Сначала, впрочем, сделаю одно замечание, лишенное новизны, но, на мой взгляд, полезное для какого бы то ни было размышления над шекспировским творчеством. Вглядываясь в прошлое западного общества, мы обнаруживаем то там, то здесь — в любой плоскости, где это общество обретает собственную форму и, что еще важней, самосознание, — линию глубокого разлома, пролегающего между прежней, архаической, эпохой и тем, что можно назвать новым временем. «Прежняя эпоха» — это века, когда отношения, которые человек поддерживал с теми или иными элементами реальности, регулировались общим представлением обо всем сущем, о его единстве, воспринимаемом как некая жизнь, как живое присутствие. Каждый такой элемент был включен в известный, точно определенный порядок, который делал его, в свою очередь, частицей присутствия, как бы отдельной душой, способной ощущать и себя, и мир, среди других элементов, наделенных такой же жизнью, и придавал ему не подлежавший сомнению смысл. Наиболее важным и счастливым следствием этой упорядоченности и осмысленности было то, что человеческая личность, сознававшая себя частью мира, а порой полагавшая себя его средоточием, не подвергала сомнению и собственное бытие, его абсолютное достоинство. Какими бы ни были взлеты и падения человека в те минуты, когда в его существование вмешивалась случайность, он в любых ситуациях мог и обязан был не забывать о своей сущности, сохранявшей в себе искру божественного начала: именно к этому сводится учение средневекового христианства и его теологии спасения.
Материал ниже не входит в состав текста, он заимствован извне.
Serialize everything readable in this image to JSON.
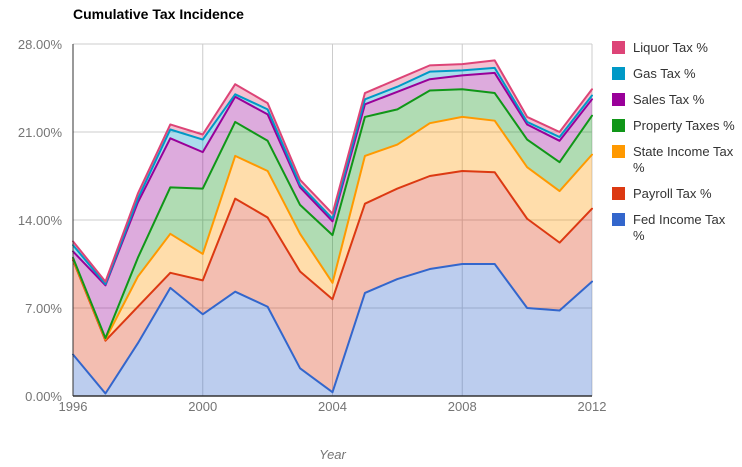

Настал, однако, день, когда техника и наука начали различать в реальности, тут же сделавшейся всего лишь их объектом, свойства, которые уже не вписывались в традиционные смысловые структуры. Единый порядок распался на фрагменты, земля знаков и обетований стала природой, жизнь — материей, самосознание личности — загадкой, человеческая судьба — одиночеством. Это и был разлом, о котором я говорю, в то время еще не вызвавший, однако, полного оседания грунта.
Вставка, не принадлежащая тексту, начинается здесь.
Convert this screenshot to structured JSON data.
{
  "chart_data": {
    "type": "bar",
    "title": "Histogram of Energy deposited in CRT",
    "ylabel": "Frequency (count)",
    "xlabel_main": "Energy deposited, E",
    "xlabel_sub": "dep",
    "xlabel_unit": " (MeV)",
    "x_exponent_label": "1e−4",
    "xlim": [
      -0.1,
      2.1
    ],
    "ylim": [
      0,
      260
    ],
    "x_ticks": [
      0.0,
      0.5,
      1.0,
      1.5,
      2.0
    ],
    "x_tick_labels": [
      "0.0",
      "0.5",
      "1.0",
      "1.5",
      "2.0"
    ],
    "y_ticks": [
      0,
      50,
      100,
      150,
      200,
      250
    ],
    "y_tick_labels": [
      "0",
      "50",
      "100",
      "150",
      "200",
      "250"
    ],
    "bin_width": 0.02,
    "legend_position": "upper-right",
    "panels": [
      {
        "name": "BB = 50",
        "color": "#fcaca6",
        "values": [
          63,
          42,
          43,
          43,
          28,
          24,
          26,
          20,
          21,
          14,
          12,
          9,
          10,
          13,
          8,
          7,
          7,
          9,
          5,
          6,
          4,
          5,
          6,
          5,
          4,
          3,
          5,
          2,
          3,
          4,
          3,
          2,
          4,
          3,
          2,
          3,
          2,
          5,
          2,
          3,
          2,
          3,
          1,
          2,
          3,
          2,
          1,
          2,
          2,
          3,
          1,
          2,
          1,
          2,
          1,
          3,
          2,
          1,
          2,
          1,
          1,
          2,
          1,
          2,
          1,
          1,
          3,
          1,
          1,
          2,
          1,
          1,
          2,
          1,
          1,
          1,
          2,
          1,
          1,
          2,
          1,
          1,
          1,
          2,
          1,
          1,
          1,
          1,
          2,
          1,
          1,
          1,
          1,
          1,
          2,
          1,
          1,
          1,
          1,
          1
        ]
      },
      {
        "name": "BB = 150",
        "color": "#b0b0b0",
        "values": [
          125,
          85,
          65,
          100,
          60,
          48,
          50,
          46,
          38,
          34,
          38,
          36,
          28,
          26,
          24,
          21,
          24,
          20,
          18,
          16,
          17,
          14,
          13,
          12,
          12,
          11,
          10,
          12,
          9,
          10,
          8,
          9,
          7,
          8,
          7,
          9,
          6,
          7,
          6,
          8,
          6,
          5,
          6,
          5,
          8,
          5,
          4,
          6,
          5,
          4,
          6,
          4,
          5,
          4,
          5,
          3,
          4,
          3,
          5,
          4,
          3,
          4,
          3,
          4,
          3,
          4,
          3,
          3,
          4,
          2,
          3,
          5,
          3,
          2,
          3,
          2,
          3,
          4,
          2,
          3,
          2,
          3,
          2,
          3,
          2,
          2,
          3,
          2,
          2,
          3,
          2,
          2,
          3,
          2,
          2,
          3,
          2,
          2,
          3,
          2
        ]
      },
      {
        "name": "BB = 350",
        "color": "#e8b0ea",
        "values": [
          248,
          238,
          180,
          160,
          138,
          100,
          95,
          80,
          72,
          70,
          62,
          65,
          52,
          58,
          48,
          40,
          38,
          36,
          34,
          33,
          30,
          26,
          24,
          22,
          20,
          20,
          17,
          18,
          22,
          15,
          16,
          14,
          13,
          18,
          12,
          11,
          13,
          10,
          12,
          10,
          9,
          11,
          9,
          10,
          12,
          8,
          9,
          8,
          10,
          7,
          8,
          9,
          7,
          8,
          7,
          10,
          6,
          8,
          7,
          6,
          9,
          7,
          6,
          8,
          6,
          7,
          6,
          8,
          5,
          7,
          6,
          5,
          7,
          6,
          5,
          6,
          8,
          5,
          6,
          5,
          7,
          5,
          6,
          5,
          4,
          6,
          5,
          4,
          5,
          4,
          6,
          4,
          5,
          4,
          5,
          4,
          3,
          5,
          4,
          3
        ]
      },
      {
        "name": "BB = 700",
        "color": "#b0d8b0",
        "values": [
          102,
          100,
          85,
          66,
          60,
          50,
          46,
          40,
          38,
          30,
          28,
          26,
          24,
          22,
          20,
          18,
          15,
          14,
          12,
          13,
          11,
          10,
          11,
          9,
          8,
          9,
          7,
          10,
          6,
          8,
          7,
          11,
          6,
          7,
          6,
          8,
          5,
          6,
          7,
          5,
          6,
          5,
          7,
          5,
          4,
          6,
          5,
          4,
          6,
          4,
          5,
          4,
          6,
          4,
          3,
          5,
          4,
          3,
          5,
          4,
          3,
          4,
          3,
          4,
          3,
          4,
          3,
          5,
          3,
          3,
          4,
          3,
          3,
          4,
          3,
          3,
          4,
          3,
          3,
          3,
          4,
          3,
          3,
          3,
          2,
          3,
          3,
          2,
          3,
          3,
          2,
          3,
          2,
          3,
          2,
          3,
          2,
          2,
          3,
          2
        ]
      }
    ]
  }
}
И здесь нужно отметить, что проявления кризиса, приведшего к возникновению той, если ее можно так назвать, цивилизации, которую сегодня мы противополагаем остальной части земного шара, обрели подлинно необратимый характер в разные годы конца XVI — начала XVII веков (в зависимости от страны, от социальной среды): в Англии это были как раз годы, когда Шекспир писал свои пьесы. Линия разлома, который обрушил горизонт вневременности и предопределил новое, все более переменчивое и стремительное движение мировой истории, проходит через «Гамлета», я бы даже сказал — через самую его сердцевину. Не пытаясь анализировать пьесу детально, ибо мои несколько страниц написаны с другой целью, я могу выделить здесь, например, ключевую роль противопоставления двух людей, которые отчетливо символизируют две сменяющие друг друга эпохи, — контраста тем более резкого, что речь идет об отце и сыне, да еще и носящих одно и то же имя. На далекой от реализма сцене, где черты раннего Средневековья дерзко сплавлены с чертами шекспировской современности и даже с намеками на тогдашнюю передовую философию — сюда относятся и упоминания Виттенберга, и стоицизм Горацио, — старый Гамлет, король, умерший до начала действия, хотя его голос еще слышен, явно и недвусмысленно воплощает архаические формы жизни. Дело не только в том, что он носит облачение феодального монарха и апеллирует к нравам феодального общества, — его потребность отомстить сама по себе указывает, что он принадлежит к угасающей традиции, поскольку это его требование, опирающееся на священное право королей, подразумевает среди прочего убежденность, что от нарушения принципа законного престолонаследия терпит ущерб все Государство, сверху донизу. Кроме того, его статус монарха-воителя, с радостью исполняющего роль полководца, очень хорошо выражает свойственное христианину и сохранявшееся до утверждения новой астрономии чувство господства над миром, у границ которого, не будем забывать, рыщет дьявол. И наконец, этот первый Гамлет — отец, не сомневающийся в сыне, более того, связывающий с ним, по меньшей мере в начале пьесы, свою надежду, — что свидетельствует о вере в определенные ценности, в их непреходящий характер. У Клавдия, который прервал царствование брата, детей нет.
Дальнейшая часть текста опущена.